"De nombreuses années à venir" : l'ancien PDG de la société mère Jeep, Ram, Fiat et Peugeot lance un sombre avertissement quant à l'avenir des marques automobiles occidentales alors que la pression des constructeurs chinois de voitures électriques comme BYD, MG et Xpeng monte - Car News

« De nombreuses années à venir » : l'ancien PDG de la société mère Jeep, Ram, Fiat et Peugeot lance un sombre avertissement quant à l'avenir des marques automobiles occidentales alors que la pression des constructeurs chinois de voitures électriques comme BYD, MG et Xpeng monte – Car News

Quelques semaines seulement après avoir quitté la tête du conglomérat automobile euro-américain Stellantis, Carlos Tavares maintient les décisions qui ont contraint l'ancien PDG en difficulté à la démission.

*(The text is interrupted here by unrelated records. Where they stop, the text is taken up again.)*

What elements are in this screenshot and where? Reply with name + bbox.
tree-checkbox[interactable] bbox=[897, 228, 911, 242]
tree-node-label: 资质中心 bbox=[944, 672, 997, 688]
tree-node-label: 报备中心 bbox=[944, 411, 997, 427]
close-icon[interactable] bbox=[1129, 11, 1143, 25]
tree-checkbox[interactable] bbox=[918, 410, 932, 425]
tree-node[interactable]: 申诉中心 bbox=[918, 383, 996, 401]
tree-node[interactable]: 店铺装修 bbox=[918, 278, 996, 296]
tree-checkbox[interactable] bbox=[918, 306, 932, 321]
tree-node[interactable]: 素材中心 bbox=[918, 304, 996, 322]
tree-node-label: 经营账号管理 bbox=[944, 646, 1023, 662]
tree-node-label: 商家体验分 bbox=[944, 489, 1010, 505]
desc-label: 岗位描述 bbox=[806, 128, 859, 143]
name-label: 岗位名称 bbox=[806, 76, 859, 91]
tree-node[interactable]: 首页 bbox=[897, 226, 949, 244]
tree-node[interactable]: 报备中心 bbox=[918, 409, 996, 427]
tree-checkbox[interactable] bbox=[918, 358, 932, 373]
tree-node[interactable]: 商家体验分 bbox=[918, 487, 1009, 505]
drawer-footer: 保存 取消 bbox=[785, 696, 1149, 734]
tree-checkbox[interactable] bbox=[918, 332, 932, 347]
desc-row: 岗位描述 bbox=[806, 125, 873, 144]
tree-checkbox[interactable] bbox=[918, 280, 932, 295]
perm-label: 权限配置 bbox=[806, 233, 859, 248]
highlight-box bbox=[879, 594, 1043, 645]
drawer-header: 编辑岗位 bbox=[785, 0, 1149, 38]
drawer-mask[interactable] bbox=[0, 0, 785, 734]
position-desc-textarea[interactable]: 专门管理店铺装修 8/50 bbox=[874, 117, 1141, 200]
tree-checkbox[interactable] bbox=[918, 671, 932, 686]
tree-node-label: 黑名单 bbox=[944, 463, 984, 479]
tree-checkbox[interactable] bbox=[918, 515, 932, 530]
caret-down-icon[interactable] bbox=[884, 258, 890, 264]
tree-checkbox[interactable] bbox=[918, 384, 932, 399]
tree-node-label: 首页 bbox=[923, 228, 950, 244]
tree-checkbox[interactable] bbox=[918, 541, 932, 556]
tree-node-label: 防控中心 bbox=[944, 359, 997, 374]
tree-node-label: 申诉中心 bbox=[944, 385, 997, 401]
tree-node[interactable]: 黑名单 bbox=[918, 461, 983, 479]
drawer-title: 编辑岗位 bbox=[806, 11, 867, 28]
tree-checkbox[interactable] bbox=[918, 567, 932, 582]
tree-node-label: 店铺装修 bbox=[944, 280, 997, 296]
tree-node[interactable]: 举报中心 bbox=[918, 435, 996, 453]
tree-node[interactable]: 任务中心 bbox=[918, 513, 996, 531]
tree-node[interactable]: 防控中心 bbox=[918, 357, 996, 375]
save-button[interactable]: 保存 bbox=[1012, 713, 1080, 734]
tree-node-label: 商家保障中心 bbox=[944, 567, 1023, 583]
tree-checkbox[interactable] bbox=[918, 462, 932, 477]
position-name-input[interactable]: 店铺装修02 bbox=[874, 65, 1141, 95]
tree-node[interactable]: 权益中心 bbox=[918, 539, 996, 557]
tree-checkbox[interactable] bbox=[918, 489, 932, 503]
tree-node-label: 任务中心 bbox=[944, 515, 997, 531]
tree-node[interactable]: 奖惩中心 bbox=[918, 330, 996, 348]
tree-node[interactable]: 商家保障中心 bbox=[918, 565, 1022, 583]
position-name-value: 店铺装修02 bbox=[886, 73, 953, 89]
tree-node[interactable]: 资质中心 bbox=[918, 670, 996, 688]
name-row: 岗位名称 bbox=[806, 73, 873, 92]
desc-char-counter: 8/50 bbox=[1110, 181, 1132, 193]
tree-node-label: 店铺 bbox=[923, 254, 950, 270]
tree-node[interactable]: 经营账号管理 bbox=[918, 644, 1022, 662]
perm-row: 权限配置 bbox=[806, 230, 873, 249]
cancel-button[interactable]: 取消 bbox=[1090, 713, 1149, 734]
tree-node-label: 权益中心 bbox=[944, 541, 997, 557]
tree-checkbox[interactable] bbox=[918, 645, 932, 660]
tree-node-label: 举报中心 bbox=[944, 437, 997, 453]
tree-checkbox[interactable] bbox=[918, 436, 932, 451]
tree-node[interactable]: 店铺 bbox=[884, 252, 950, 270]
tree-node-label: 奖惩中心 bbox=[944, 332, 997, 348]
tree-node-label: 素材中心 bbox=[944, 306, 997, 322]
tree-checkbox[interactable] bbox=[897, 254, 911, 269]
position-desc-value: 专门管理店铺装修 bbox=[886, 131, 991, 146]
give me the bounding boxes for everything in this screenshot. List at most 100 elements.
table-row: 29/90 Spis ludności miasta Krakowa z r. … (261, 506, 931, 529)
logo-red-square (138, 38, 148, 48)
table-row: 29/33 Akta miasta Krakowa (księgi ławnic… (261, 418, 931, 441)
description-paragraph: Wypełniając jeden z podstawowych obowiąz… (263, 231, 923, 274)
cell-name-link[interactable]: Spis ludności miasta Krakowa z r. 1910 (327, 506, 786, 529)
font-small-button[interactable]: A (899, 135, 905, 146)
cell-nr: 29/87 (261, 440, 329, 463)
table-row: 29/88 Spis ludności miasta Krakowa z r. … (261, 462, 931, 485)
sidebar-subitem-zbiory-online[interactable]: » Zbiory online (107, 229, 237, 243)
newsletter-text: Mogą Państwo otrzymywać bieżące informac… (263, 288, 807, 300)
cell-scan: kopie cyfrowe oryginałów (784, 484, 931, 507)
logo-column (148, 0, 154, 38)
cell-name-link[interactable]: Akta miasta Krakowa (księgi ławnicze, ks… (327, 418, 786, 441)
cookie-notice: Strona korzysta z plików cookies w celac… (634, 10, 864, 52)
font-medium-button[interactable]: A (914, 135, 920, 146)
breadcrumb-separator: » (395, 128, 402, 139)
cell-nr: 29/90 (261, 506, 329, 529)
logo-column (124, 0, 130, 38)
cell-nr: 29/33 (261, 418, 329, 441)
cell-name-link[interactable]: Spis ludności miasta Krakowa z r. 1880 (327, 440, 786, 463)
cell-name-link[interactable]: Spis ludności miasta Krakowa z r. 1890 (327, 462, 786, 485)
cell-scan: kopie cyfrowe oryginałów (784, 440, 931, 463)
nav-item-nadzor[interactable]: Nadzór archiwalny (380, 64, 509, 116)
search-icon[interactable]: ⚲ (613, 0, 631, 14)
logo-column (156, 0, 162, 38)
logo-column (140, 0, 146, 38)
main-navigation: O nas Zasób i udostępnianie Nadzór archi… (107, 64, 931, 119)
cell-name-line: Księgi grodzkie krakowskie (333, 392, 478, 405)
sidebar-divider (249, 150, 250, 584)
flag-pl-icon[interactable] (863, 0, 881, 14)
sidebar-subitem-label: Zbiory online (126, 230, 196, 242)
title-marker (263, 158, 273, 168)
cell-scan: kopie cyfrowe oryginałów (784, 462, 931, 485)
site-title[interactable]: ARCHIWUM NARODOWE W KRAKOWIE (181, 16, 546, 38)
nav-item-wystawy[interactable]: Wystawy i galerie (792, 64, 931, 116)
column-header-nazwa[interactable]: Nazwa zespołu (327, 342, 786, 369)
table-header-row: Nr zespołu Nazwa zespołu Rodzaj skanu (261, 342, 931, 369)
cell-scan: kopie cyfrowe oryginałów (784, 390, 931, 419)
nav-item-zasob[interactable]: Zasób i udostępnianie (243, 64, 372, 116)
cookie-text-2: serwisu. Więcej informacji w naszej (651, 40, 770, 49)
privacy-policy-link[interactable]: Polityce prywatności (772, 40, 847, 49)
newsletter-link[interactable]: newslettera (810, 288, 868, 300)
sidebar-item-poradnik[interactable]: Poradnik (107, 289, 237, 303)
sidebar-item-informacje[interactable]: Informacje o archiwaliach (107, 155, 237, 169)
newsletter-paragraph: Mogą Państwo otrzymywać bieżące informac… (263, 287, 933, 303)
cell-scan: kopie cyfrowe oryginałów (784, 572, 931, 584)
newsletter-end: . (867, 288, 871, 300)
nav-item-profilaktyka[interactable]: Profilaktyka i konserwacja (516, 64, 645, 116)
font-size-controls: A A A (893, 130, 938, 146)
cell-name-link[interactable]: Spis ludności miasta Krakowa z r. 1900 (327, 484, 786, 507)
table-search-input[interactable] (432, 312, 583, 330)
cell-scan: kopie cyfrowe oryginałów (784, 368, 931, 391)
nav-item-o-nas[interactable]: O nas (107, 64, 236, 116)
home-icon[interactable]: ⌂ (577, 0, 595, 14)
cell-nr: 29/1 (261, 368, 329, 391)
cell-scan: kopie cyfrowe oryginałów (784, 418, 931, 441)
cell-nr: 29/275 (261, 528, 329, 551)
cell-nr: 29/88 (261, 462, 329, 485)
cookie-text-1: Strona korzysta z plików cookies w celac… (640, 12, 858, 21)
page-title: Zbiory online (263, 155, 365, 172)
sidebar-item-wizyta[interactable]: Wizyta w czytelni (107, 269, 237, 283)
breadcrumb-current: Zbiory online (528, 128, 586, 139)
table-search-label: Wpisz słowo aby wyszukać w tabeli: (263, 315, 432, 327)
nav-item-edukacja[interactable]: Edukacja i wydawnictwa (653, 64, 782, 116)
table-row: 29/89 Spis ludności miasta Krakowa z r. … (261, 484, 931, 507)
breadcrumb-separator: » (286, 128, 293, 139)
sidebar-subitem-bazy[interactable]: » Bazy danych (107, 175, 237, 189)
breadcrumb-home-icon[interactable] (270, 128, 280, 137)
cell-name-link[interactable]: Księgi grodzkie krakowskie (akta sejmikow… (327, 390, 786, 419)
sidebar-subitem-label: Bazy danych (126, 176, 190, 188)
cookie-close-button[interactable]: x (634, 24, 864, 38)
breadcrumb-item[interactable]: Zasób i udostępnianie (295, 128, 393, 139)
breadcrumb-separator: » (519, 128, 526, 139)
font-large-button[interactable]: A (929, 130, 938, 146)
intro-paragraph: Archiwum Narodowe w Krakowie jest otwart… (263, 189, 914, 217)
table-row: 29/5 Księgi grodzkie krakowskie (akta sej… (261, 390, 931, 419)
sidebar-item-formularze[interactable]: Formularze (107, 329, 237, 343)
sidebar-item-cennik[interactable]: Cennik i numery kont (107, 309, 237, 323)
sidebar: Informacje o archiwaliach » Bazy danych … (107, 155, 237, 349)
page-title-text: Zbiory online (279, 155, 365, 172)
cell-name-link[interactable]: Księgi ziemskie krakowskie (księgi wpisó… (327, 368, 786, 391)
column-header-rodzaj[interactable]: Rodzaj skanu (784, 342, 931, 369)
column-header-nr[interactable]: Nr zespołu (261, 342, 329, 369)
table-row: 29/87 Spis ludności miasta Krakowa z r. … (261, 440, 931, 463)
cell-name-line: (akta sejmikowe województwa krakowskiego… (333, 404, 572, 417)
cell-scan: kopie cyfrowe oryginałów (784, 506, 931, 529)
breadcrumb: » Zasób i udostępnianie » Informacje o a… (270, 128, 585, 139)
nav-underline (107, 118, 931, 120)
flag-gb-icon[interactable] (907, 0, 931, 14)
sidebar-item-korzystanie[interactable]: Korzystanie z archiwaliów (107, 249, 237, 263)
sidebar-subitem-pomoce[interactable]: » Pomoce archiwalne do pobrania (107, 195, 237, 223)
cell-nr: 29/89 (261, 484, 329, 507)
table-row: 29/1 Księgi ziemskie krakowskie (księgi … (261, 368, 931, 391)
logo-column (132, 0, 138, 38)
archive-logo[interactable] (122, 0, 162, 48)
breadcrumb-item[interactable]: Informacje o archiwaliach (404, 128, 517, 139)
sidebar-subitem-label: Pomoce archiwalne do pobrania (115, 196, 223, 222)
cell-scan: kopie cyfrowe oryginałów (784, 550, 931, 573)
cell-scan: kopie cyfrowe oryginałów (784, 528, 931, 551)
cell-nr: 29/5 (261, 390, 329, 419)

Selon une publication portugaise ExpressoTavares a défendu ses ambitieux projets d'électrification des marques de Stellantis, qui impliquaient un investissement de 50 milliards d'euros (82 milliards de dollars) pour passer à des ventes 100 % électriques à batterie en Europe d'ici 2030, bien qu'ils soient en désaccord avec les membres du conseil d'administration.

« Une entreprise qui compte 250 000 employés et 15 marques ne peut pas être gérée sans un manque d'alignement », a déclaré Tavares.

Cette décision a été motivée par la législation européenne stricte sur la limitation des émissions de carbone, selon Tavares, qu'il a qualifiée d'« impasse créée exclusivement par les dirigeants politiques européens ».

Malgré les gains initiaux dans le secteur des véhicules électriques après la pandémie de COVID-19, où la société a enregistré un chiffre d'affaires net record de 189,5 milliards d'euros (313,7 milliards de dollars) pour 2023 grâce à de fortes incitations financières pour les véhicules électriques, les choses se sont rapidement dégradées pour Stellantis en 2024.

À mesure que les incitations se sont dissipées, les acheteurs ont de plus en plus opté pour des importations chinoises moins chères, ou ont simplement cessé d'acheter des véhicules électriques, obligeant de nombreuses marques de Stellantis – telles que Ram, Jeep, Chrysler, Fiat et Alfa Romeo – à freiner leurs transitions vers les véhicules électriques.

Les revenus nets ont ensuite été réduits de 27 % au troisième trimestre 2024 par rapport à la même période en 2023, les ventes de Dodge, Chrysler, Jeep et Ram étant toutes en baisse pour cette année.

Des milliers d'emplois dans le secteur manufacturier ont été supprimés ou sont sur la ligne de mire en Europe et aux États-Unis, tandis que Stellantis a arrêté la production de voitures électriques telles que la Fiat 500e.

Tavares a admis que les fabricants chinois de véhicules électriques ont « de nombreuses années d’avance » sur le front des véhicules électriques grâce aux subventions agressives du gouvernement chinois dans le secteur des batteries, ainsi qu’à leur énorme capacité de fabrication.

« L'industrie automobile européenne a été poussée vers ce que les Chinois savent faire de mieux, et cela s'est avéré être une erreur », a-t-il déclaré.

2024 Moteur Leap T03

La direction que prendra Stellantis à partir de maintenant n'est pas claire, la société s'apprêtant à annoncer un nouveau PDG au premier semestre 2025.

Pour l’instant, cependant, il semble renforcer ses intérêts dans les entreprises chinoises de voitures électriques et de batteries en Europe, la société ayant récemment annoncé un partenariat avec CATL pour lancer une usine de fabrication de batteries en Espagne.

Stellantis détient également une participation de 20 % dans la marque chinoise de véhicules électriques Leapmotor, qui construit actuellement la petite berline électrique T03 dans l'usine de Stellantis à Tychy, en Pologne.